Der Mann beugte sich über ein langes, breites Register, machte hier und da kleine Einträge und sah aus wie jemand, der die Details kontrolliert und in seinem Sinne korrigiert.
Als er den Kopf hob, war ich verblüfft. Direktor Theodoren Gorling (so stand es auf seinem Namensschild) war der einzige Mann, den ich je gesehen habe, der mehr Hals als Gesicht hatte. Sein Hals war ein großer praller Stängel, auf der sein Kopf wirkte wie eine noch unreife Samenschote.
»Ja?«, fragte er den dunklerhäutigen Wärter.

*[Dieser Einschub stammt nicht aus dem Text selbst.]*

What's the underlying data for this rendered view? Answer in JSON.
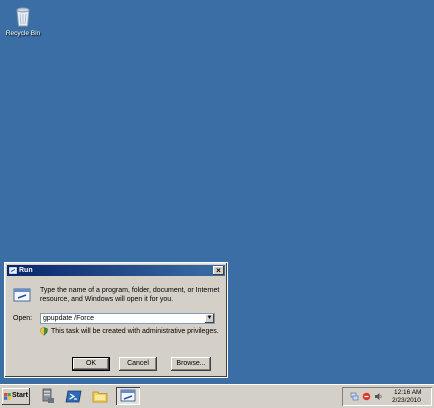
{
  "desktop": {
    "icons": [
      {
        "label": "Recycle Bin",
        "icon": "recycle-bin-icon"
      }
    ],
    "background_color": "#3a6ea5"
  },
  "run_dialog": {
    "title": "Run",
    "description": "Type the name of a program, folder, document, or Internet resource, and Windows will open it for you.",
    "open_label": "Open:",
    "open_value": "gpupdate /Force",
    "admin_note": "This task will be created with administrative privileges.",
    "buttons": {
      "ok": "OK",
      "cancel": "Cancel",
      "browse": "Browse..."
    },
    "close_glyph": "×"
  },
  "taskbar": {
    "start_label": "Start",
    "quick_launch": [
      {
        "icon": "server-manager-icon"
      },
      {
        "icon": "powershell-icon"
      },
      {
        "icon": "explorer-folder-icon"
      },
      {
        "icon": "run-app-icon",
        "active": true
      }
    ],
    "tray_icons": [
      "network-icon",
      "security-icon",
      "speaker-icon"
    ],
    "clock": {
      "time": "12:16 AM",
      "date": "2/23/2010"
    }
  }
}
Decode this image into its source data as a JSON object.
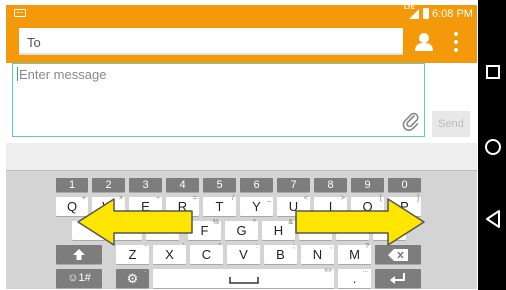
{
  "status_bar": {
    "network": "LTE",
    "time": "6:08 PM"
  },
  "recipient": {
    "placeholder": "To"
  },
  "message": {
    "placeholder": "Enter message",
    "send_label": "Send"
  },
  "keyboard": {
    "number_row": [
      {
        "label": "1"
      },
      {
        "label": "2"
      },
      {
        "label": "3"
      },
      {
        "label": "4"
      },
      {
        "label": "5"
      },
      {
        "label": "6"
      },
      {
        "label": "7"
      },
      {
        "label": "8"
      },
      {
        "label": "9"
      },
      {
        "label": "0"
      }
    ],
    "row1": [
      {
        "label": "Q",
        "hint": "+"
      },
      {
        "label": "W",
        "hint": "×"
      },
      {
        "label": "E",
        "hint": "÷"
      },
      {
        "label": "R",
        "hint": "="
      },
      {
        "label": "T",
        "hint": "/"
      },
      {
        "label": "Y",
        "hint": "_"
      },
      {
        "label": "U",
        "hint": "<"
      },
      {
        "label": "I",
        "hint": ">"
      },
      {
        "label": "O",
        "hint": "["
      },
      {
        "label": "P",
        "hint": "]"
      }
    ],
    "row2_visible": [
      {
        "label": "F",
        "hint": "%"
      },
      {
        "label": "G",
        "hint": "^"
      },
      {
        "label": "H",
        "hint": "&"
      }
    ],
    "row3": [
      {
        "label": "Z",
        "hint": "-"
      },
      {
        "label": "X",
        "hint": "'"
      },
      {
        "label": "C",
        "hint": "\""
      },
      {
        "label": "V",
        "hint": ":"
      },
      {
        "label": "B",
        "hint": ";"
      },
      {
        "label": "N",
        "hint": ","
      },
      {
        "label": "M",
        "hint": "?"
      }
    ],
    "symbols_label": "☺1#",
    "space_hint": "«»",
    "period_label": ".",
    "period_hint": "…"
  },
  "colors": {
    "accent": "#f49a0a",
    "keyboard_bg": "#d4d4d4",
    "arrow_fill": "#ffe600",
    "focus_border": "#5fcdc5"
  }
}
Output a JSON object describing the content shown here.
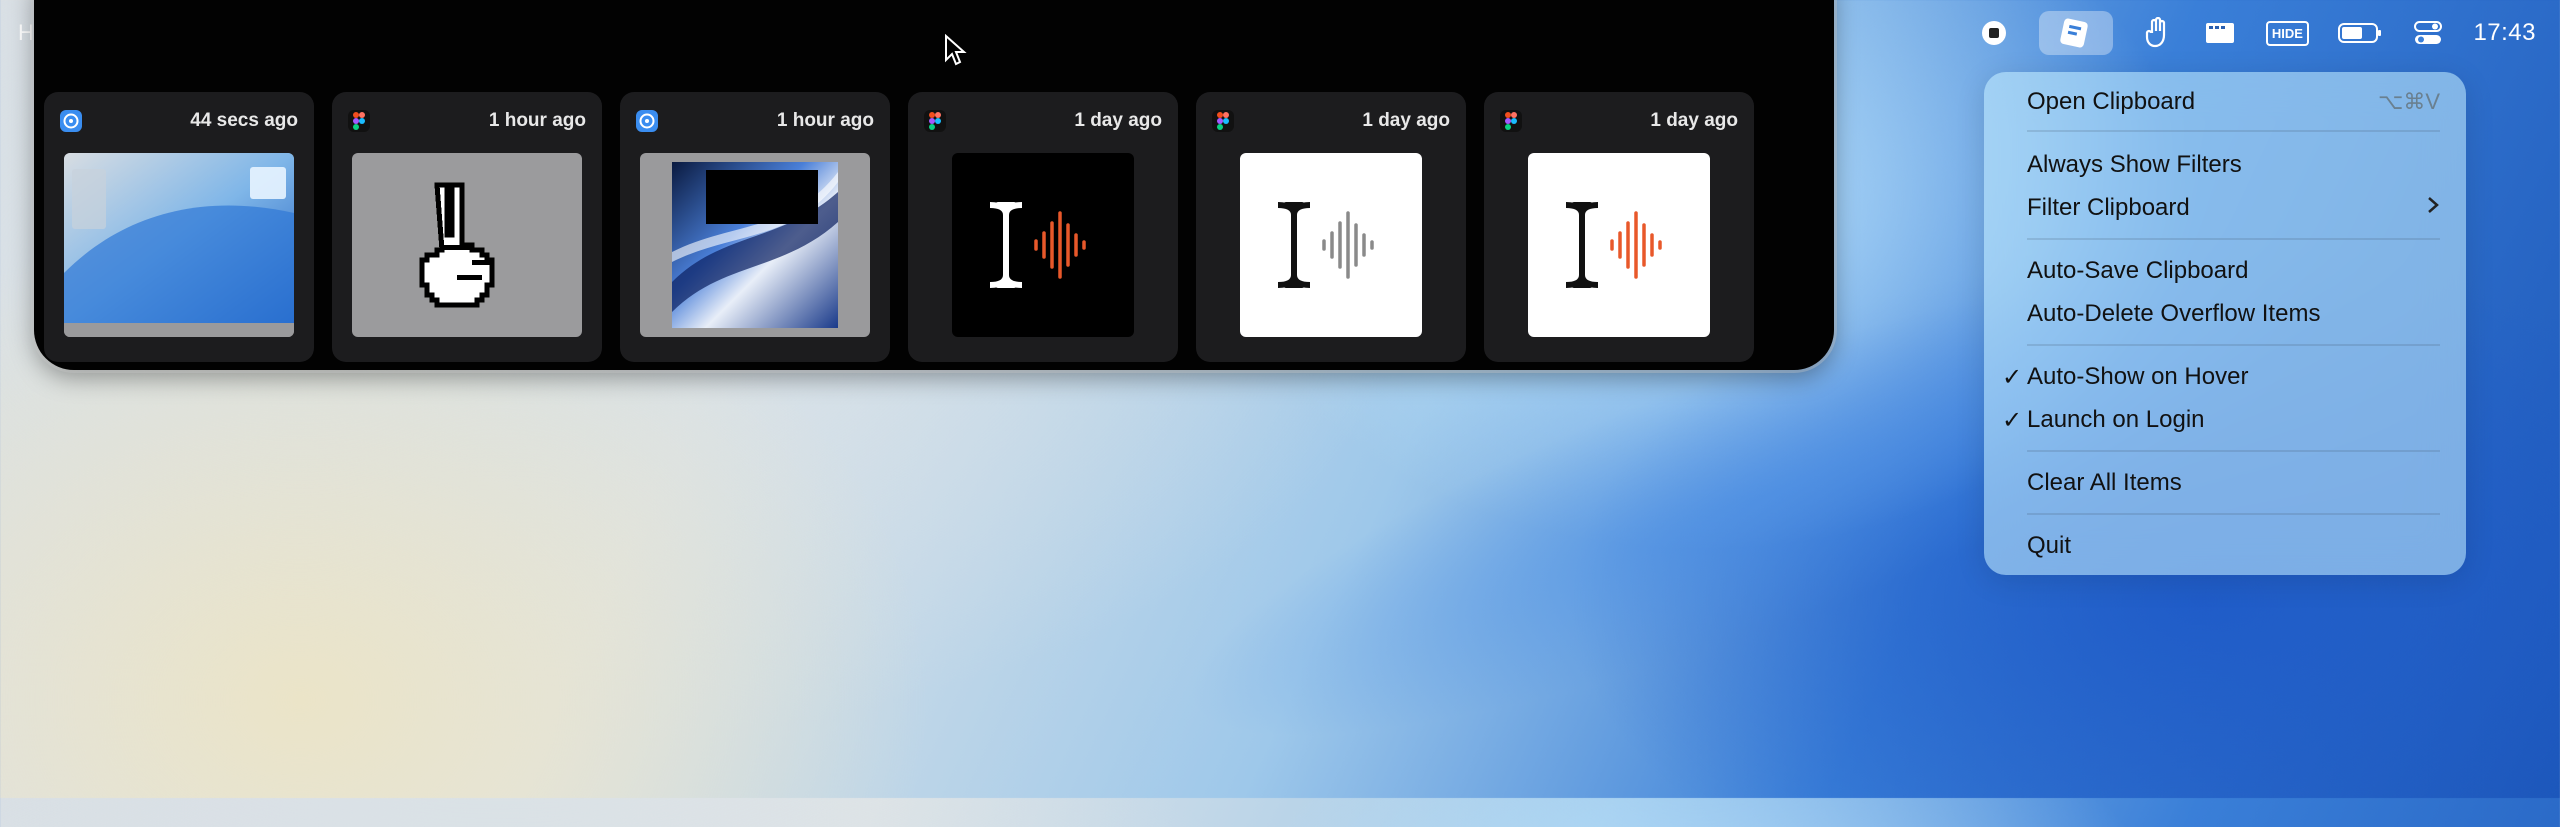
{
  "menubar": {
    "left_text": "H",
    "clock": "17:43",
    "icons": [
      "record-icon",
      "clipboard-app-icon",
      "hand-icon",
      "window-icon",
      "hide-icon",
      "battery-icon",
      "control-center-icon"
    ],
    "hide_label": "HIDE"
  },
  "clipboard": {
    "cards": [
      {
        "app": "finder",
        "time": "44 secs ago",
        "thumb": "desktop-screenshot"
      },
      {
        "app": "figma",
        "time": "1 hour ago",
        "thumb": "peace-hand-pixel"
      },
      {
        "app": "finder",
        "time": "1 hour ago",
        "thumb": "wallpaper-screenshot"
      },
      {
        "app": "figma",
        "time": "1 day ago",
        "thumb": "logo-dark"
      },
      {
        "app": "figma",
        "time": "1 day ago",
        "thumb": "logo-light-gray"
      },
      {
        "app": "figma",
        "time": "1 day ago",
        "thumb": "logo-light-orange"
      }
    ]
  },
  "menu": {
    "open": {
      "label": "Open Clipboard",
      "shortcut": "⌥⌘V"
    },
    "always_show_filters": "Always Show Filters",
    "filter_clipboard": "Filter Clipboard",
    "auto_save": "Auto-Save Clipboard",
    "auto_delete": "Auto-Delete Overflow Items",
    "auto_show": "Auto-Show on Hover",
    "launch_login": "Launch on Login",
    "check": "✓",
    "clear_all": "Clear All Items",
    "quit": "Quit"
  },
  "colors": {
    "accent_orange": "#e8582a",
    "panel_bg": "#020202",
    "card_bg": "#1c1c1e"
  }
}
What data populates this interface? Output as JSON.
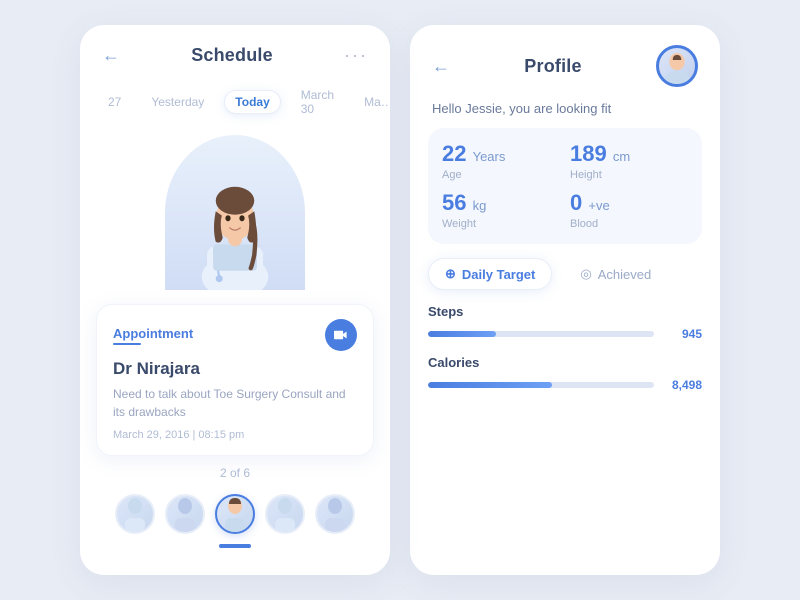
{
  "left_card": {
    "header": {
      "back_label": "←",
      "title": "Schedule",
      "more_label": "···"
    },
    "tabs": [
      {
        "label": "27",
        "active": false
      },
      {
        "label": "Yesterday",
        "active": false
      },
      {
        "label": "Today",
        "active": true
      },
      {
        "label": "March 30",
        "active": false
      },
      {
        "label": "Ma…",
        "active": false
      }
    ],
    "appointment": {
      "label": "Appointment",
      "doctor_name": "Dr Nirajara",
      "description": "Need to talk about Toe Surgery Consult and its drawbacks",
      "date": "March 29, 2016  |  08:15 pm"
    },
    "pagination": "2 of 6",
    "avatars": [
      {
        "selected": false
      },
      {
        "selected": false
      },
      {
        "selected": true
      },
      {
        "selected": false
      },
      {
        "selected": false
      }
    ]
  },
  "right_card": {
    "header": {
      "back_label": "←",
      "title": "Profile"
    },
    "greeting": "Hello Jessie, you are looking fit",
    "stats": [
      {
        "value": "22",
        "unit": "Years",
        "label": "Age"
      },
      {
        "value": "189",
        "unit": "cm",
        "label": "Height"
      },
      {
        "value": "56",
        "unit": "kg",
        "label": "Weight"
      },
      {
        "value": "0",
        "unit": "+ve",
        "label": "Blood"
      }
    ],
    "target_tabs": [
      {
        "label": "Daily Target",
        "icon": "⊕",
        "active": true
      },
      {
        "label": "Achieved",
        "icon": "◎",
        "active": false
      }
    ],
    "metrics": [
      {
        "label": "Steps",
        "value": "945",
        "percent": 30
      },
      {
        "label": "Calories",
        "value": "8,498",
        "percent": 55
      }
    ]
  }
}
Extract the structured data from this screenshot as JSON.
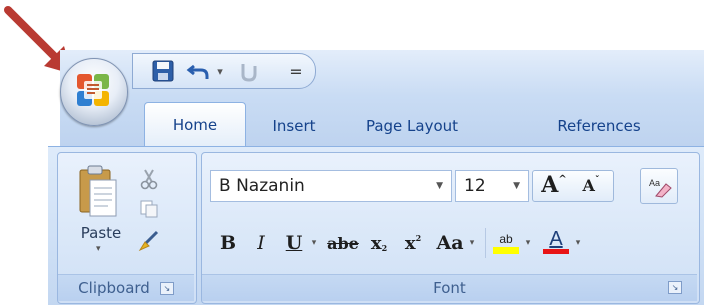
{
  "quick_access": {
    "icons": [
      "save-icon",
      "undo-icon",
      "redo-icon",
      "customize-qat-icon"
    ],
    "undo_dropdown": "▾",
    "redo_dropdown": "▾",
    "customize": "="
  },
  "tabs": [
    {
      "label": "Home",
      "selected": true
    },
    {
      "label": "Insert",
      "selected": false
    },
    {
      "label": "Page Layout",
      "selected": false
    },
    {
      "label": "References",
      "selected": false
    }
  ],
  "clipboard": {
    "paste_label": "Paste",
    "group_label": "Clipboard"
  },
  "font": {
    "group_label": "Font",
    "font_name": "B Nazanin",
    "font_size": "12",
    "grow_label": "A",
    "shrink_label": "A",
    "bold": "B",
    "italic": "I",
    "underline": "U",
    "strike": "abe",
    "subscript": "x",
    "superscript": "x",
    "change_case": "Aa",
    "highlight_label": "ab",
    "font_color_label": "A"
  },
  "colors": {
    "accent_text": "#15428b",
    "highlight": "#ffff00",
    "font_color": "#e81416",
    "pointer": "#c0392b"
  }
}
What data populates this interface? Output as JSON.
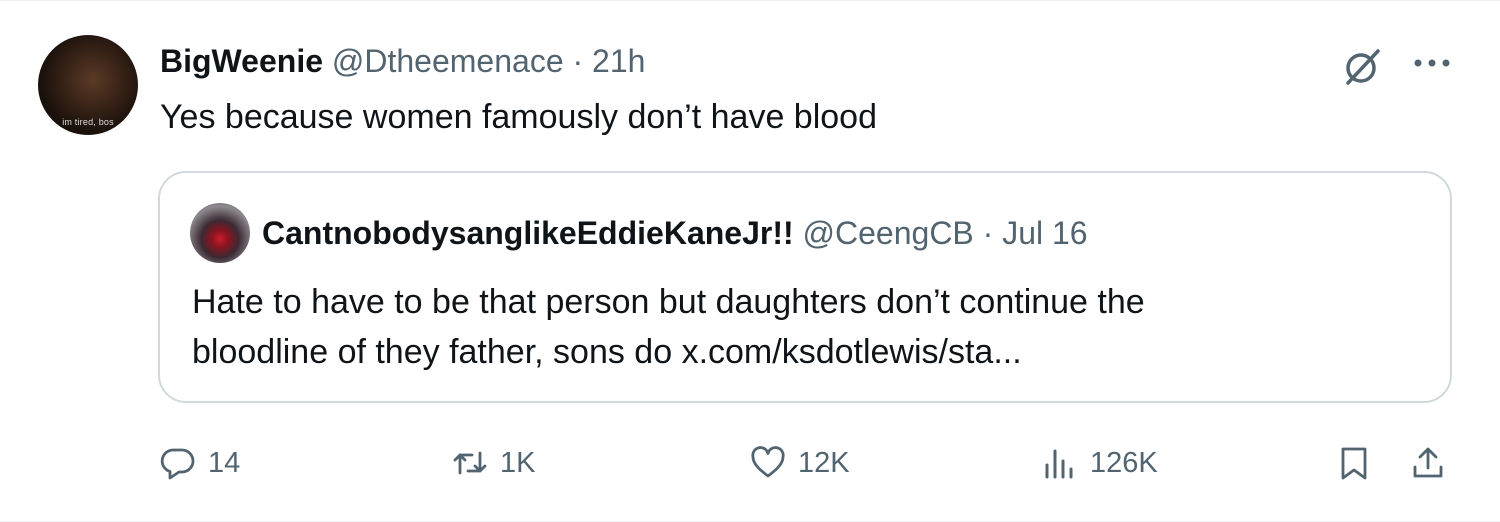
{
  "tweet": {
    "author_name": "BigWeenie",
    "author_handle": "@Dtheemenace",
    "separator": "·",
    "timestamp": "21h",
    "avatar_caption": "im tired, bos",
    "text": "Yes because women famously don’t have blood"
  },
  "quote": {
    "author_name": "CantnobodysanglikeEddieKaneJr!!",
    "author_handle": "@CeengCB",
    "separator": "·",
    "timestamp": "Jul 16",
    "text_line1": "Hate to have to be that person but daughters don’t continue the",
    "text_line2": "bloodline of they father, sons do x.com/ksdotlewis/sta..."
  },
  "actions": {
    "replies": "14",
    "reposts": "1K",
    "likes": "12K",
    "views": "126K"
  },
  "icons": {
    "grok": "grok-icon",
    "more": "more-icon",
    "reply": "reply-icon",
    "repost": "repost-icon",
    "like": "like-icon",
    "views": "views-icon",
    "bookmark": "bookmark-icon",
    "share": "share-icon"
  },
  "colors": {
    "text_primary": "#0f1419",
    "text_secondary": "#536471",
    "border": "#cfd9de"
  }
}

»Der Typ hat auf dem Gelände rumgelungert. Sagt, er sei Detektiv.« Der Wärter gab dem Direktor die falsche Visitenkarte, die ich ihm zum Beleg meines Halblebens überreicht hatte.
Gorling bewegte seinen kleinen Kopf von links nach rechts und studierte die wenigen schlichten Worte ausverschiedenen Perspektiven. Dann legte er die Karte in die Mitte seines aufgeräumten Schreibtischs. Seine Bewegungen waren mechanisch und grob. Er wirkte irgendwie gefährlich, wie ein Priester auf der falschen Seite der Erlösung.
»Ich hole Erkundigungen über Willie Sanderson ein«, sagte ich, als offenbar wurde, dass Gorling nicht die Absicht hatte, mich zu fragen, was ich hier wollte.
»Warum?«
»Er hat Menschen getötet, scheinbar wahllos. In Manhattan hat er einen jungen Mann namens Brown ermordet. Dessen Eltern haben mich beauftragt herauszufinden, warum.«
»Hier steht, Sie sind aus Newark«, sagte Gording und tippte mit dem Mittelfinger seiner linken Hand auf die Visitenkarte.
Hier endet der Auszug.